1. A superb Bidri Tray decorated with Irises. Published: Zebrowski, p255, no.435.
Bidar, Deccan, India.
Early 18th century.
Bidri inlayed with silver.
Trays, or sinis, were part of “smoking sets”, on which the huqqa and respective ring would rest. They were also possibly used on their own to serve food or drink (Zebrowski). Bidri trays again show great elegance and a sense of harmony in their composition and play of light and darkness. They used either floral or geometric decoration, and their shape was usually round, octagonal or in the shape of flowers.
The present tray, from the early 18th century, is an elegant example of a flower-shaped Bidri tray inlayed with silver, with the particularity of sitting on eight feet. It combines geometric elements in its centre with several floral motifs that enrich the composition. Twelve large irises surround the central circle, while twice as many smaller flowers populate the petal-shaped raised edges of the tray. Separating the two floral rows, there is an additional geometric decorative band. The use of irises to decorate the tray creates a direct link with Deccani painting of this period, namely in the typical use of irises to decorate the borders of miniature paintings.

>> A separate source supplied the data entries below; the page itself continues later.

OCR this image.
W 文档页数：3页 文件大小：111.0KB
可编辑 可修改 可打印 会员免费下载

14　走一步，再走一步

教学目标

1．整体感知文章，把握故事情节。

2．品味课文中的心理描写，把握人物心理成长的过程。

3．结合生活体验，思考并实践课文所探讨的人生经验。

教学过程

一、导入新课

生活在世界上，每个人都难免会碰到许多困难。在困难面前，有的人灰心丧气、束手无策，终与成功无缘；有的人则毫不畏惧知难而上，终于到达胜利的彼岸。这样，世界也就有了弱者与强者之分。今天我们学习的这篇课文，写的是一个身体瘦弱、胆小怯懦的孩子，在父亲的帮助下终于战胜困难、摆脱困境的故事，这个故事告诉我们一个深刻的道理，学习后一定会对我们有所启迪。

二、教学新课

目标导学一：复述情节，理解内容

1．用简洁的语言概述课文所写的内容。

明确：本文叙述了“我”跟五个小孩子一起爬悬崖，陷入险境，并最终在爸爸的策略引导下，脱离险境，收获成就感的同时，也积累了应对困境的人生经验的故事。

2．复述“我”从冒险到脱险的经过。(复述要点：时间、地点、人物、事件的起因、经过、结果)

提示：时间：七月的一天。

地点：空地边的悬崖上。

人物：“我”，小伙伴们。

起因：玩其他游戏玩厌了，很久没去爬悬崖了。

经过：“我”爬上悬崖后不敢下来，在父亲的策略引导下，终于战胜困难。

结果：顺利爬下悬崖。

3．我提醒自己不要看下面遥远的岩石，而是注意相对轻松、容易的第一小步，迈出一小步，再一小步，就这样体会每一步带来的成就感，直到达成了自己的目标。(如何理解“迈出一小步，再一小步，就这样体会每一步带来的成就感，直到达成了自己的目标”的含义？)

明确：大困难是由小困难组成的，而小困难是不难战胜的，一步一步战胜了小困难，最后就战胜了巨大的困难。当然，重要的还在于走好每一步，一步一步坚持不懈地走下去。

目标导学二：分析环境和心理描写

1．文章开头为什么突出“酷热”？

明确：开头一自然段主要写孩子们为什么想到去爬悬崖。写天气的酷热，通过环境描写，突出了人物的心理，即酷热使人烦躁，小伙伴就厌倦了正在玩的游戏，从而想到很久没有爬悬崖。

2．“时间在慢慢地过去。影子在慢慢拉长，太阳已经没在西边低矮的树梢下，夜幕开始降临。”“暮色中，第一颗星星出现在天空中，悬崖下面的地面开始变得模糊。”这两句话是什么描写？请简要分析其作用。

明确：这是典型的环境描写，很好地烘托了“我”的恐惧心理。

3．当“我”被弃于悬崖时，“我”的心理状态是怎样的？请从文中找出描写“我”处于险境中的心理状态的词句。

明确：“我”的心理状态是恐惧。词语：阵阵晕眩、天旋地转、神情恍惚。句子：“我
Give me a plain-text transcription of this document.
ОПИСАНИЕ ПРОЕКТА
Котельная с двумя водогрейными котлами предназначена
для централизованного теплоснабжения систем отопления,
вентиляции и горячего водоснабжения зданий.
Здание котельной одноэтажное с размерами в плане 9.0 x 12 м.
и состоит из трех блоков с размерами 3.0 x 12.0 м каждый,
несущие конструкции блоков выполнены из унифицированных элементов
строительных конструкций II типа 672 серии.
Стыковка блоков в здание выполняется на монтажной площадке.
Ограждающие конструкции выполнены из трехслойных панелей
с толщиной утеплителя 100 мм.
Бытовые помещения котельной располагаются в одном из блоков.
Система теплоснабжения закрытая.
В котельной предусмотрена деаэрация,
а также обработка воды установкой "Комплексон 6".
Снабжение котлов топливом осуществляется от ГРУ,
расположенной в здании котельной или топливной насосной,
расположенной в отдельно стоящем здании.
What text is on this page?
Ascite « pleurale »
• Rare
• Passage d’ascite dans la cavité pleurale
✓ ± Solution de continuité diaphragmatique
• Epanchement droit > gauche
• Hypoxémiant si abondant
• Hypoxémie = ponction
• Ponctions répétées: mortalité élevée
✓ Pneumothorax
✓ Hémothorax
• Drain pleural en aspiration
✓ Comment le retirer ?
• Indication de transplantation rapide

The fact that the silver inlays do not cover the totality of the surface of the tray creates a stark graphic effect, with silver irises radiating light against considerable areas of dark background. Combined with the perfect symmetry of the composition, there is a sense of overall harmony and dynamic balance.
The tray is published in Mark Zebrowski’s seminal book ‘Gold, Silver & Bronze from Mughal India’, on plate no. 435.